Instead of using a customary quantum mechanics approach, I thought of the problem like removing the $xy$ term in the equation for a conic section, where you can rotate the coordinate axis by a certain angle to make the conic "perpendicular" to the coordinate axis. Alternatively, you can think of the process as changing the basis vectors for a vector.

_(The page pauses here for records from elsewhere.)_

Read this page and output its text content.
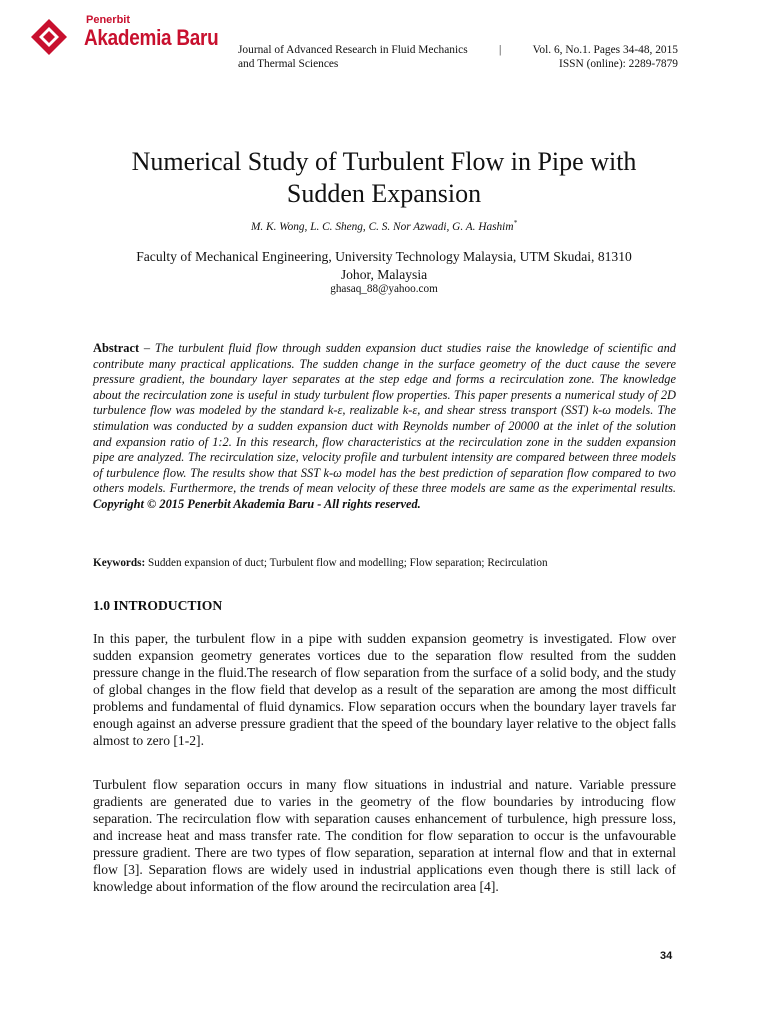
Penerbit
Akademia Baru Journal of Advanced Research in Fluid Mechanics	|	Vol. 6, No.1. Pages 34-48, 2015
and Thermal Sciences	ISSN (online): 2289-7879
Numerical Study of Turbulent Flow in Pipe with
Sudden Expansion
M. K. Wong, L. C. Sheng, C. S. Nor Azwadi, G. A. Hashim*
Faculty of Mechanical Engineering, University Technology Malaysia, UTM Skudai, 81310
Johor, Malaysia
ghasaq_88@yahoo.com
Abstract – The turbulent fluid flow through sudden expansion duct studies raise the knowledge of scientific and contribute many practical applications. The sudden change in the surface geometry of the duct cause the severe pressure gradient, the boundary layer separates at the step edge and forms a recirculation zone. The knowledge about the recirculation zone is useful in study turbulent flow properties. This paper presents a numerical study of 2D turbulence flow was modeled by the standard k-ε, realizable k-ε, and shear stress transport (SST) k-ω models. The stimulation was conducted by a sudden expansion duct with Reynolds number of 20000 at the inlet of the solution and expansion ratio of 1:2. In this research, flow characteristics at the recirculation zone in the sudden expansion pipe are analyzed. The recirculation size, velocity profile and turbulent intensity are compared between three models of turbulence flow. The results show that SST k-ω model has the best prediction of separation flow compared to two others models. Furthermore, the trends of mean velocity of these three models are same as the experimental results. Copyright © 2015 Penerbit Akademia Baru - All rights reserved.
Keywords: Sudden expansion of duct; Turbulent flow and modelling; Flow separation; Recirculation
1.0 INTRODUCTION
In this paper, the turbulent flow in a pipe with sudden expansion geometry is investigated. Flow over sudden expansion geometry generates vortices due to the separation flow resulted from the sudden pressure change in the fluid.The research of flow separation from the surface of a solid body, and the study of global changes in the flow field that develop as a result of the separation are among the most difficult problems and fundamental of fluid dynamics. Flow separation occurs when the boundary layer travels far enough against an adverse pressure gradient that the speed of the boundary layer relative to the object falls almost to zero [1-2].
Turbulent flow separation occurs in many flow situations in industrial and nature. Variable pressure gradients are generated due to varies in the geometry of the flow boundaries by introducing flow separation. The recirculation flow with separation causes enhancement of turbulence, high pressure loss, and increase heat and mass transfer rate. The condition for flow separation to occur is the unfavourable pressure gradient. There are two types of flow separation, separation at internal flow and that in external flow [3]. Separation flows are widely used in industrial applications even though there is still lack of knowledge about information of the flow around the recirculation area [4].
34
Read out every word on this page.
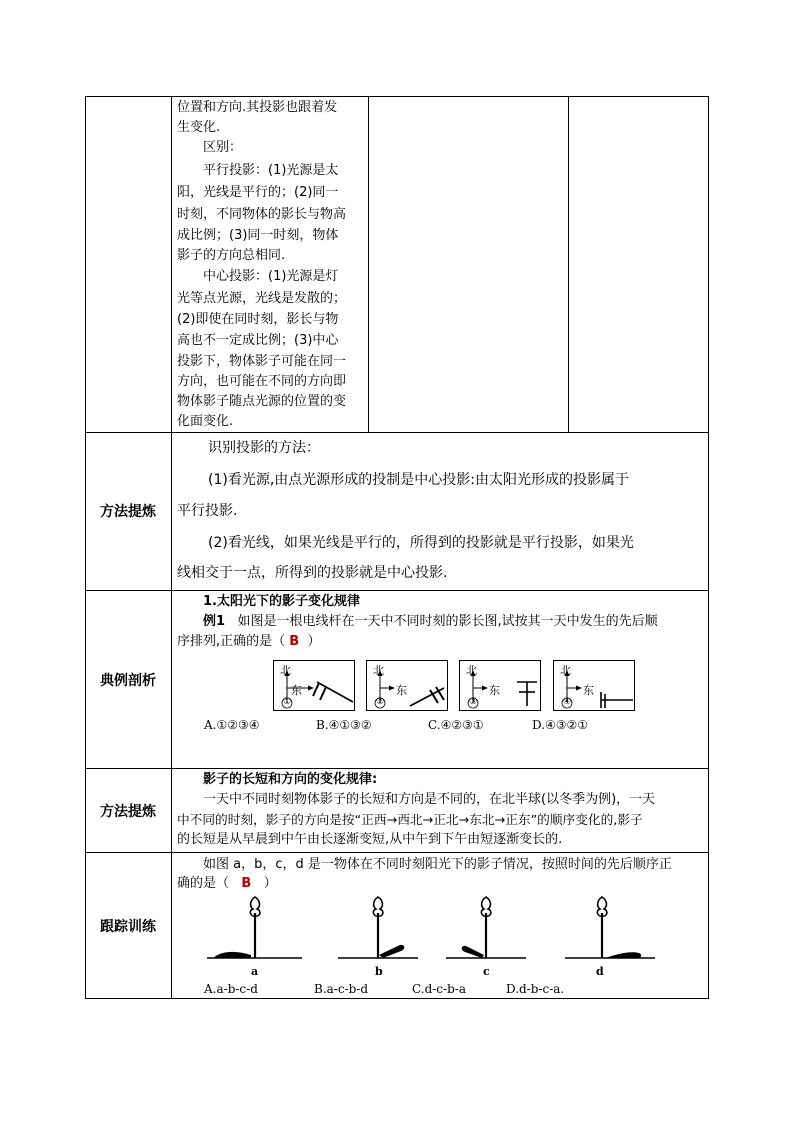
位置和方向.其投影也跟着发
生变化.
区别：
平行投影：(1)光源是太
阳，光线是平行的；(2)同一
时刻，不同物体的影长与物高
成比例；(3)同一时刻，物体
影子的方向总相同.
中心投影：(1)光源是灯
光等点光源，光线是发散的；
(2)即使在同时刻，影长与物
高也不一定成比例；(3)中心
投影下，物体影子可能在同一
方向，也可能在不同的方向即
物体影子随点光源的位置的变
化面变化.
方法提炼
识别投影的方法：
(1)看光源,由点光源形成的投制是中心投影:由太阳光形成的投影属于
平行投影.
(2)看光线，如果光线是平行的，所得到的投影就是平行投影，如果光
线相交于一点，所得到的投影就是中心投影.
典例剖析
1.太阳光下的影子变化规律
例1 如图是一根电线杆在一天中不同时刻的影长图,试按其一天中发生的先后顺
序排列,正确的是（ B ）
北
东
①
北
东
②
北
东
③
北
东
④
A.①②③④	B.④①③②	C.④②③①	D.④③②①
方法提炼
影子的长短和方向的变化规律:
一天中不同时刻物体影子的长短和方向是不同的，在北半球(以冬季为例)，一天
中不同的时刻，影子的方向是按“正西→西北→正北→东北→正东”的顺序变化的,影子
的长短是从早晨到中午由长逐渐变短,从中午到下午由短逐渐变长的.
跟踪训练
如图 a，b，c，d 是一物体在不同时刻阳光下的影子情况，按照时间的先后顺序正
确的是（ B ）
a	b	c	d
A.a-b-c-d	B.a-c-b-d	C.d-c-b-a	D.d-b-c-a.
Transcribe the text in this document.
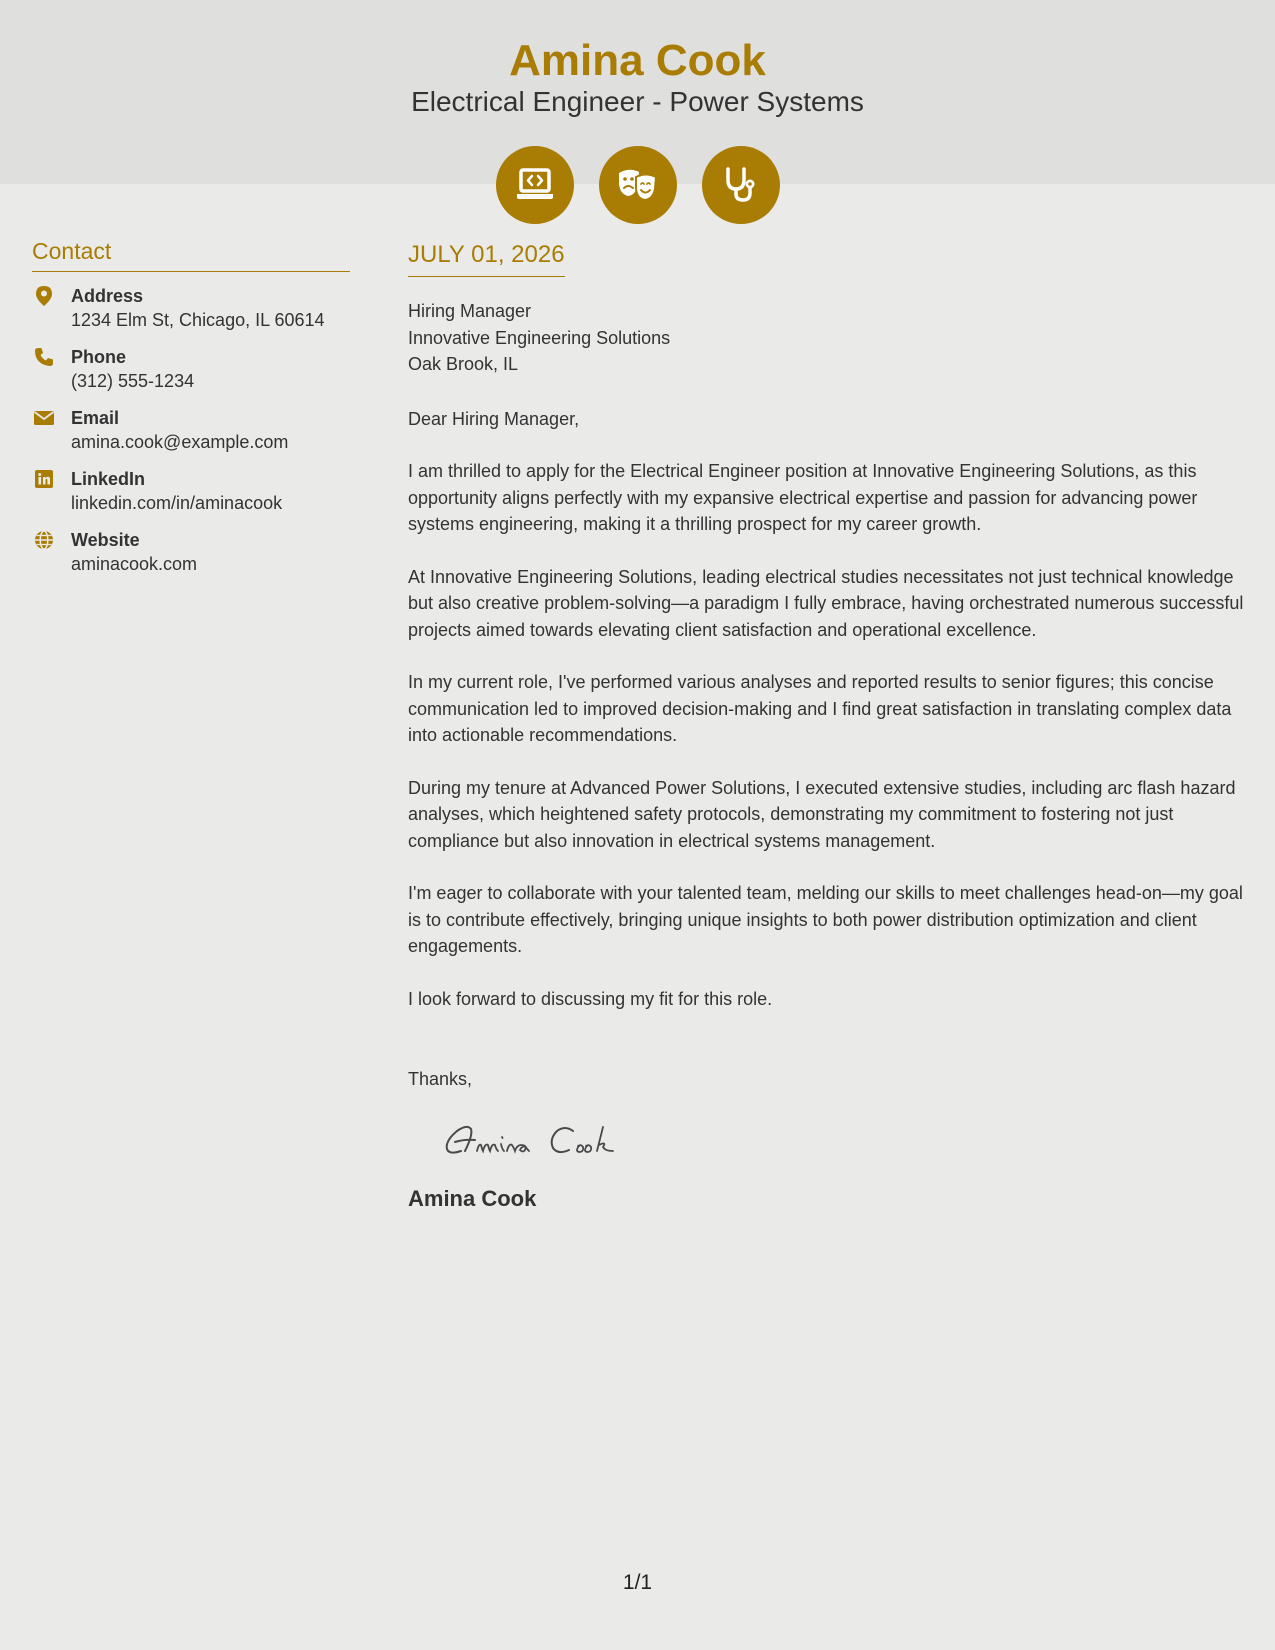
Amina Cook
Electrical Engineer - Power Systems
Contact
Address
1234 Elm St, Chicago, IL 60614
Phone
(312) 555-1234
Email
amina.cook@example.com
LinkedIn
linkedin.com/in/aminacook
Website
aminacook.com
JULY 01, 2026
Hiring Manager
Innovative Engineering Solutions
Oak Brook, IL
Dear Hiring Manager,
I am thrilled to apply for the Electrical Engineer position at Innovative Engineering Solutions, as this opportunity aligns perfectly with my expansive electrical expertise and passion for advancing power systems engineering, making it a thrilling prospect for my career growth.
At Innovative Engineering Solutions, leading electrical studies necessitates not just technical knowledge but also creative problem-solving—a paradigm I fully embrace, having orchestrated numerous successful projects aimed towards elevating client satisfaction and operational excellence.
In my current role, I've performed various analyses and reported results to senior figures; this concise communication led to improved decision-making and I find great satisfaction in translating complex data into actionable recommendations.
During my tenure at Advanced Power Solutions, I executed extensive studies, including arc flash hazard analyses, which heightened safety protocols, demonstrating my commitment to fostering not just compliance but also innovation in electrical systems management.
I'm eager to collaborate with your talented team, melding our skills to meet challenges head-on—my goal is to contribute effectively, bringing unique insights to both power distribution optimization and client engagements.
I look forward to discussing my fit for this role.
Thanks,
Amina Cook
1/1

Treating the state of the qubit as a vector, let the angle between the vector and the original positive horizontal axis to be $\theta$ and the angle the axis are rotated by $\phi$ . The vector $\mathbf{\hat{v}} = \langle x', y' \rangle$ , which coordinates correspond to the vector $\langle x, y \rangle$ on the rotated axis, can be found by the following equations:

$x' = \| \mathbf{\hat{v}} \| \cos(\phi - \theta)$ $y' = \| \mathbf{\hat{v}} \| \sin(\phi - \theta)$

Since $| \psi \rangle = \langle \frac{2}{\sqrt{5}}, \frac{1}{\sqrt{5}} \rangle$ as a vector, $\theta = \arctan(\frac{1}{2})$ , and $\| \mathbf{| \psi \rangle} \| = \frac{4}{5} + \frac{1}{5} = 1$ . For our new axis $\phi = \frac{\pi}{4}$ , so we can calculate that:

$\begin{aligned} x' &= \| \mathbf{| \psi \rangle} \| \cos(\phi - \theta) \\ &= \cos(\frac{\pi}{4} - \arctan(\frac{1}{2})) \\ &= \cos(\frac{\pi}{4})\cos(\arctan(\frac{1}{2})) + \sin(\frac{\pi}{4})\sin(\arctan(\frac{1}{2})) \\ &= \frac{\sqrt{2} \times 2}{2 \times \sqrt{5}} + \frac{\sqrt{2} \times 1}{2 \times \sqrt{5}} = \frac{3\sqrt{10}}{10} \end{aligned}$ $\begin{aligned} y' &= \| \mathbf{| \psi \rangle} \| \sin(\phi - \theta) \\ &= \sin(\frac{\pi}{4} - \arctan(\frac{1}{2})) \\ &= \sin(\frac{\pi}{4})\cos(\arctan(\frac{1}{2})) - \cos(\frac{\pi}{4})\sin(\arctan(\frac{1}{2})) \\ &= \frac{\sqrt{2} \times 2}{2 \times \sqrt{5}} - \frac{\sqrt{2} \times 1}{2 \times \sqrt{5}} = \frac{\sqrt{10}}{10} \end{aligned}$

So in the rotated axis $| \psi \rangle = \langle \frac{3\sqrt{10}}{10}, \frac{\sqrt{10}}{10}\rangle$ , and if we convert this back into a qubit,

$| \psi \rangle = \frac{3\sqrt{10}}{10} | + \rangle + \frac{\sqrt{10}}{10} | - \rangle$

Therefore, $\dfrac{\alpha'}{\beta'} = \boxed3$